1Senior Consultant, BR Singh Hospital and Centre for Medical Education and Research, Kolkata, India.
2Senior Resident, Regional Institute of Ophthalmology, Kolkata, India.
*Corresponding Author : Deepanjan Bhattacharya
Senior Consultant, BR Singh Hospital and Centre for Medical Education and Research, Kolkata, India.
Email: [email protected]
Received : Oct 21, 2023
Accepted : Nov 15, 2023
Published : Nov 22, 2023
Archived : www.jcimcr.org
Copyright : © Bhattacharya D (2023).
Tachy and bradyarrhythmias are reported complications of COVID19 infection. We report two adults with COVID19 infection induced complete heart block, with previously documented normal electrocardiogram.
Although the severe acute respiratory syndrome coronavirus 2 (SARS-CoV-2) predominantly affects the respiratory system, cardiac involvement is also seen in a large number of patients [1]. Arrhythmia is seen in about 44% of cases, while sinus bradycardia and atrioventricular block is seen in about 25% [2]. Although the etiopathogenesis is not clear, proposed mechanisms include a proinflammatory state arising from cytokine storm and virus-related myocardial injury [3].
We report two patients with new onset complete heart block arising from COVID19 infection.
A 61-year old gentleman, with no known comorbidities presented with two episodes of syncope in one day. On examination, he had bradycardia with pulse rate of 42/min, blood pressure of 110/70 mmHg and systemic saturation of 97%, with unremarkable systemic examination. Electrocardiogram showed complete heart block, and echocardiogram showed normal biventricular systolic and diastolic function. Previous ECG done 3 months back was unremarkable. Complete blood count, serum electrolytes, thyroid profile, renal function and cardiac biomarkers were normal. Nasopharyngeal swab was positive for COVID19 RT-PCR. He was vaccinated with 2 doses of Covishield, and chest X ray was normal.
He underwent VVI pacemaker and had an uneventful stay in the hospital. At 6 months follow-up, he remains asymptomatic and completely pacing dependent.
A 42-year old gentleman, with previously documented normal ECG, presented with sudden onset dizziness. On examination, he had bradycardia with pulse rate of 40/min, blood pressure of 120/80 mmHg and systemic saturation of 97%, with unremarkable systemic examination. Electrocardiogram showed complete heart block, and echocardiogram showed normal biventricular systolic and diastolic function. Complete blood count, serum electrolytes, thyroid profile, renal function and cardiac biomarkers were normal. Nasopharyngeal swab was positive for COVID-19 RT-PCR. He was vaccinated with 2 doses of Covishield, and chest X ray was normal.

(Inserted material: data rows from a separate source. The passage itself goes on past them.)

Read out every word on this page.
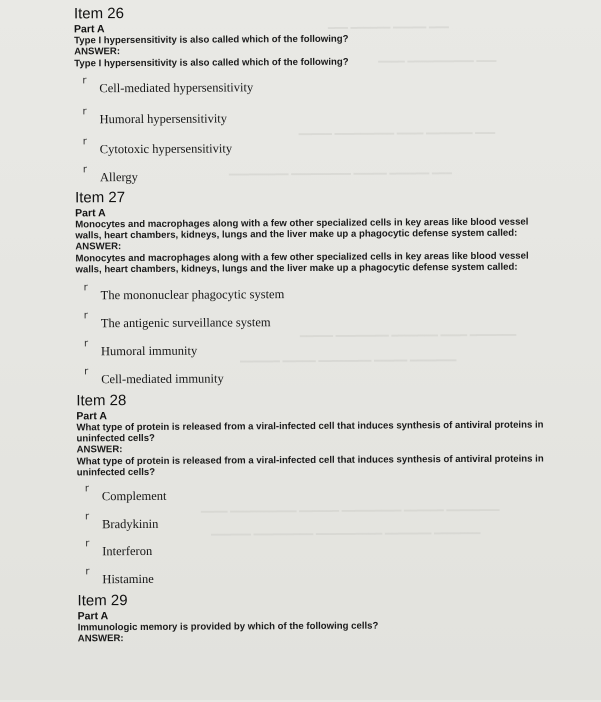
━━━ ━━━━━━ ━━━━━ ━━━
━━━━ ━━━━━━━━━━ ━━━
━━━━━ ━━━━━━━━━ ━━━━ ━━━━━━━ ━━━
━━━━━━━━━ ━━━━━━━━━ ━━━━━ ━━━━━━ ━━━
━━━━━ ━━━━━━━━ ━━━━━━━ ━━━━ ━━━━━━━
━━━━━━ ━━━━━ ━━━━━━━━ ━━━━━ ━━━━━━━
━━━━ ━━━━━━━━━━ ━━━━━━ ━━━━━━━━━ ━━━━━━ ━━━━━━━━
━━━━━━ ━━━━━━━━━ ━━━━━━━━━━ ━━━━━━━ ━━━━━━━
Item 26
Part A
Type I hypersensitivity is also called which of the following?
ANSWER:
Type I hypersensitivity is also called which of the following?
r Cell-mediated hypersensitivity
r Humoral hypersensitivity
r Cytotoxic hypersensitivity
r
Allergy
Item 27
Part A
Monocytes and macrophages along with a few other specialized cells in key areas like blood vessel walls, heart chambers, kidneys, lungs and the liver make up a phagocytic defense system called:
ANSWER:
Monocytes and macrophages along with a few other specialized cells in key areas like blood vessel walls, heart chambers, kidneys, lungs and the liver make up a phagocytic defense system called:
r The mononuclear phagocytic system
r The antigenic surveillance system
r Humoral immunity
r Cell-mediated immunity
Item 28
Part A
What type of protein is released from a viral-infected cell that induces synthesis of antiviral proteins in uninfected cells?
ANSWER:
What type of protein is released from a viral-infected cell that induces synthesis of antiviral proteins in uninfected cells?
r
Complement
r
Bradykinin
r
Interferon
r
Histamine
Item 29
Part A
Immunologic memory is provided by which of the following cells?
ANSWER:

He underwent VVI pacemaker and had an uneventful stay in the hospital. After 3 months of follow-up, he remains asymptomatic and completely pacing dependent.
Complete AV block can be caused by increased vagal tone, cardiac conduction system disease (fibrosis), ischemic heart disease, cardiomyopathies (including sarcoidosis, hemochromatosis, or amyloidosis), infection (such as Lyme or viral myocarditis), hyperkalemia, thyroid disease, medications (including beta-blockers, calcium channel blockers, digoxin, adenosine, and antiarrhythmic medications), and post-operative complications [4].

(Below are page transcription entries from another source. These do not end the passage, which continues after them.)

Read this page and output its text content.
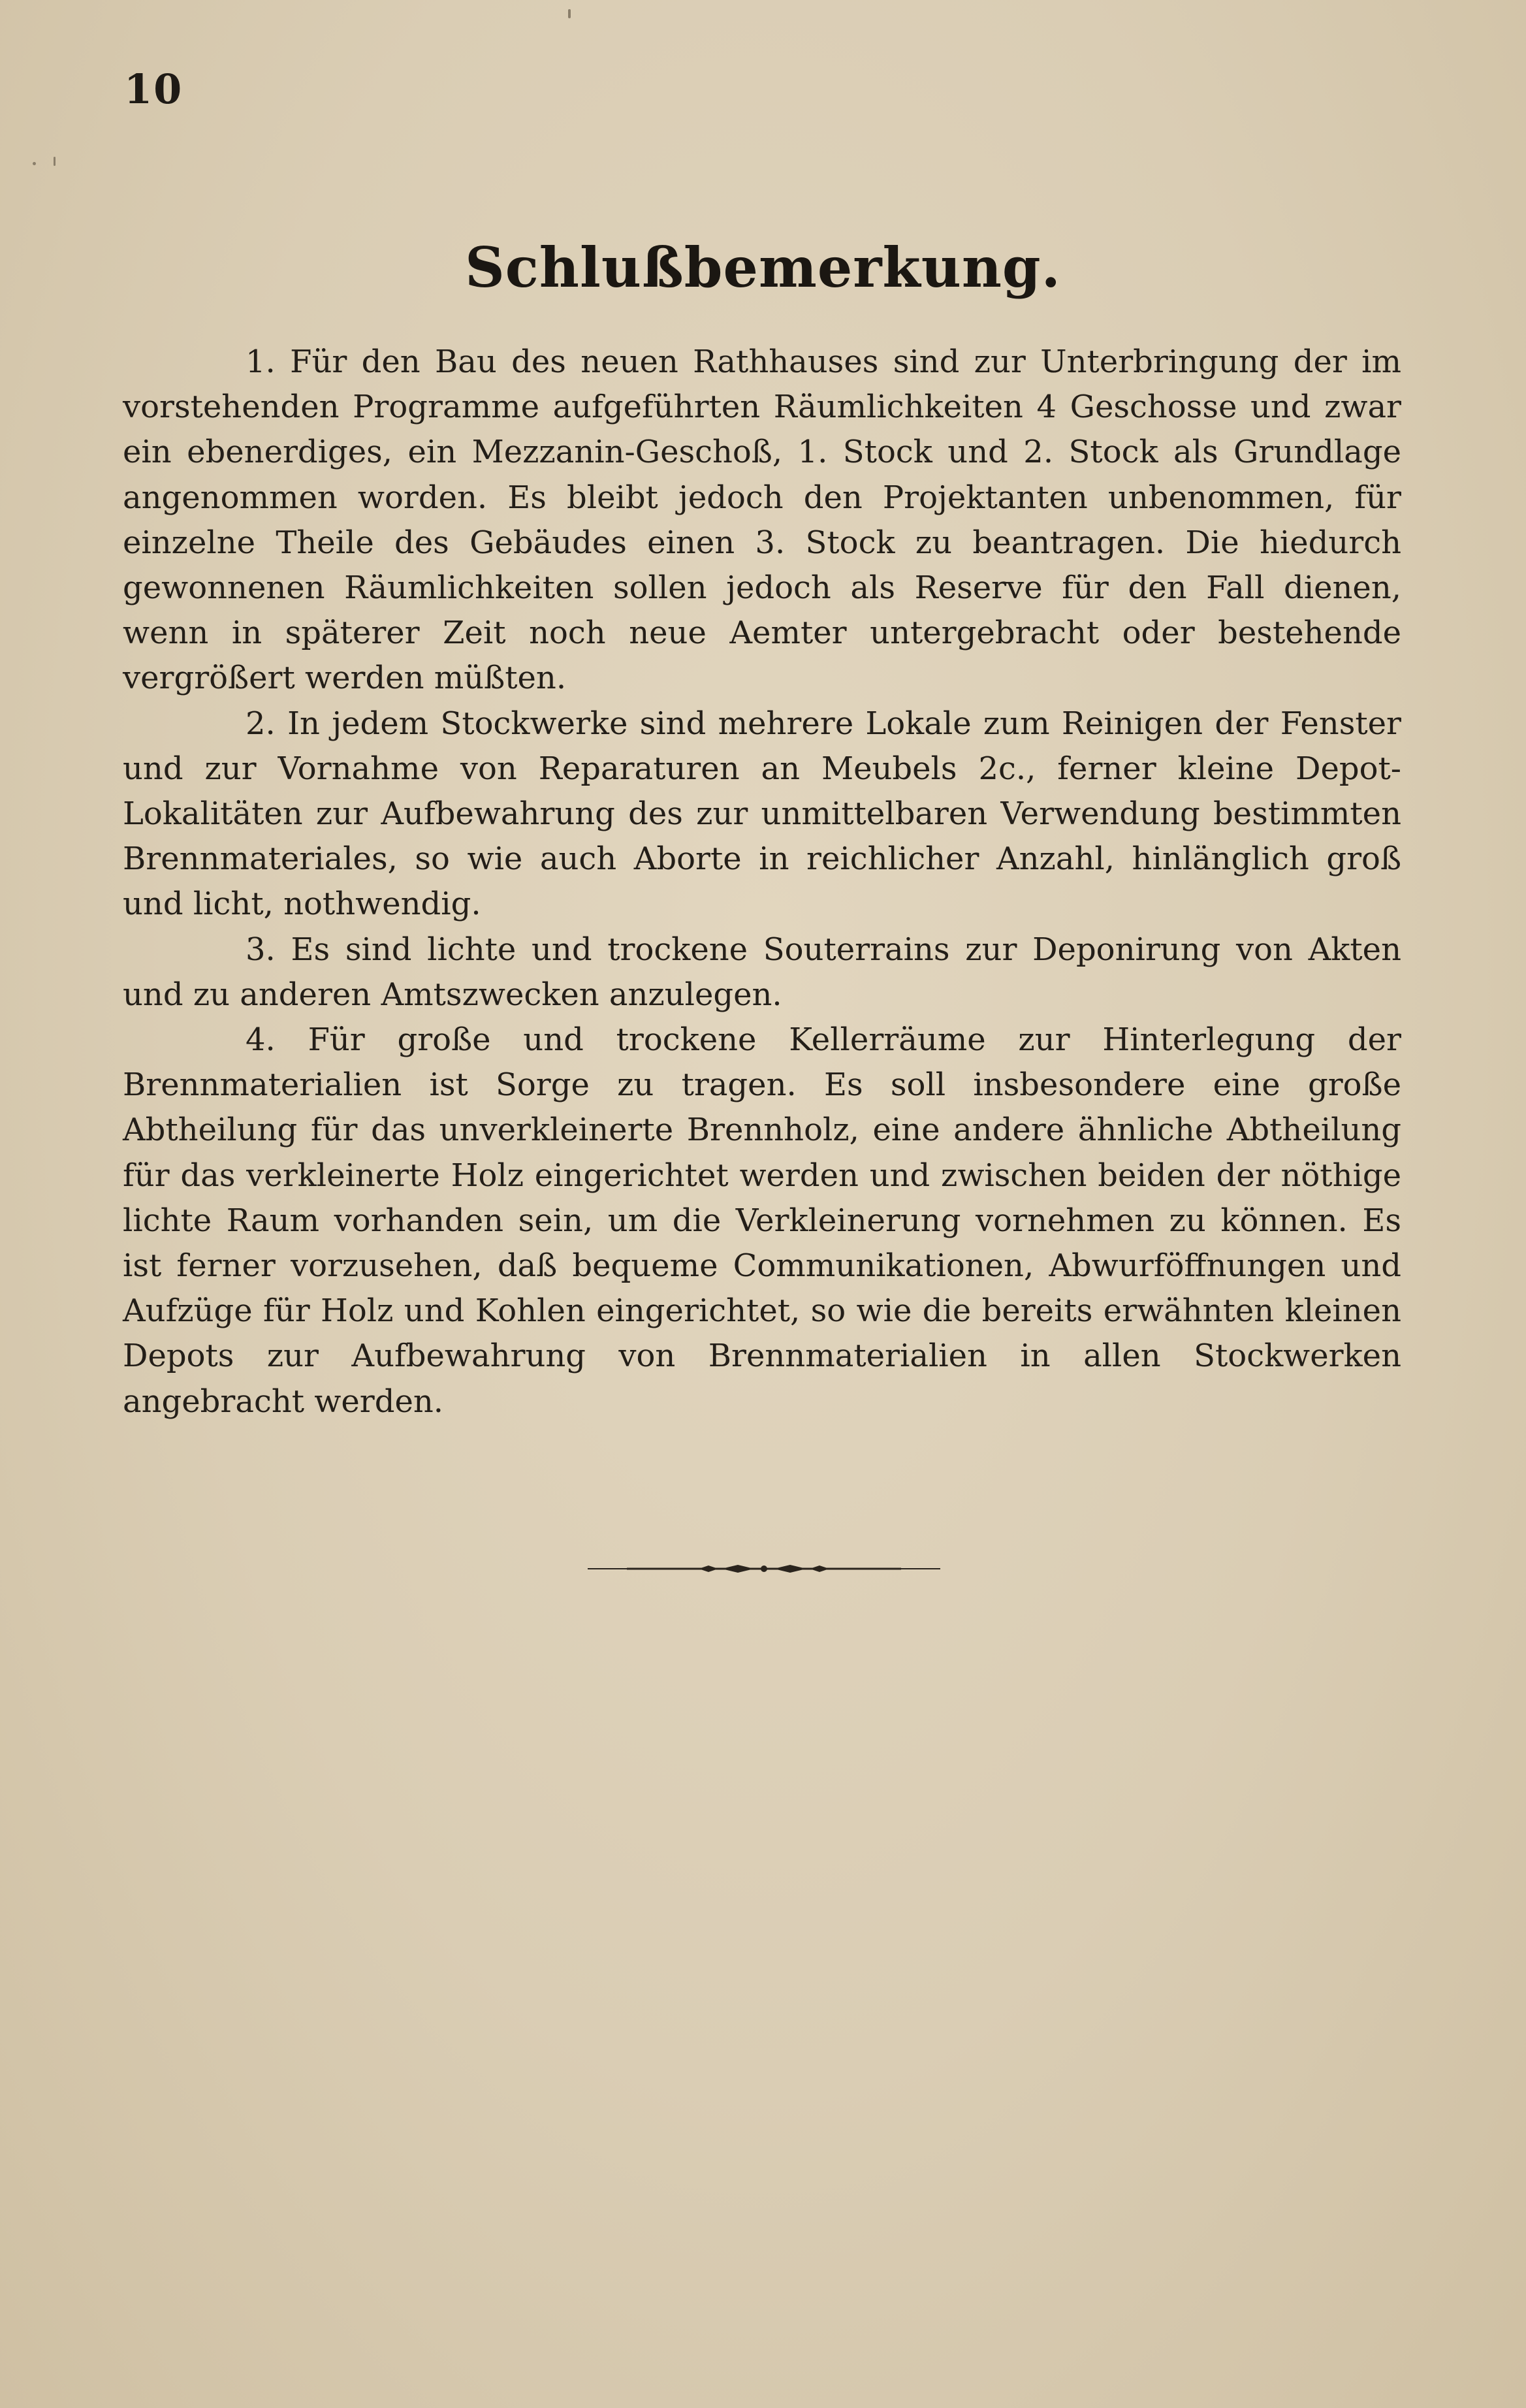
10
Schlußbemerkung.

1. Für den Bau des neuen Rathhauses sind zur Unterbringung der im vorstehenden Programme aufgeführten Räumlichkeiten 4 Geschosse und zwar ein ebenerdiges, ein Mezzanin-Geschoß, 1. Stock und 2. Stock als Grundlage angenommen worden. Es bleibt jedoch den Projektanten unbenommen, für einzelne Theile des Gebäudes einen 3. Stock zu beantragen. Die hiedurch gewonnenen Räumlichkeiten sollen jedoch als Reserve für den Fall dienen, wenn in späterer Zeit noch neue Aemter untergebracht oder bestehende vergrößert werden müßten.

2. In jedem Stockwerke sind mehrere Lokale zum Reinigen der Fenster und zur Vornahme von Reparaturen an Meubels 2c., ferner kleine Depot-Lokalitäten zur Aufbewahrung des zur unmittelbaren Verwendung bestimmten Brennmateriales, so wie auch Aborte in reichlicher Anzahl, hinlänglich groß und licht, nothwendig.

3. Es sind lichte und trockene Souterrains zur Deponirung von Akten und zu anderen Amtszwecken anzulegen.

4. Für große und trockene Kellerräume zur Hinterlegung der Brennmaterialien ist Sorge zu tragen. Es soll insbesondere eine große Abtheilung für das unverkleinerte Brennholz, eine andere ähnliche Abtheilung für das verkleinerte Holz eingerichtet werden und zwischen beiden der nöthige lichte Raum vorhanden sein, um die Verkleinerung vornehmen zu können. Es ist ferner vorzusehen, daß bequeme Communikationen, Abwurföffnungen und Aufzüge für Holz und Kohlen eingerichtet, so wie die bereits erwähnten kleinen Depots zur Aufbewahrung von Brennmaterialien in allen Stockwerken angebracht werden.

Although no clear mechanism has been described so far in literature, direct viral infiltration of cardiomyocytes through the angiotensin-converting enzyme-2 receptors with perturbation of the cardiac conduction system is a possible explanation [5].
Although in previously reported cases [4,6,7], patients with COVID19 infection who had complete heart block had stormy in-hospital course with features of cytokine storm and high mortality, our patients were relatively asymptomatic with normal cardiac biomarker levels. However, they remained pacing dependent even on follow-up which excludes transientness of the disease.
COVID-19 infection can be an important cause of complete heart block even in asymptomatic patients, and always needs to be ruled out. Although the mechanism is not clear, direct infiltration by the virus may be a plausible cause.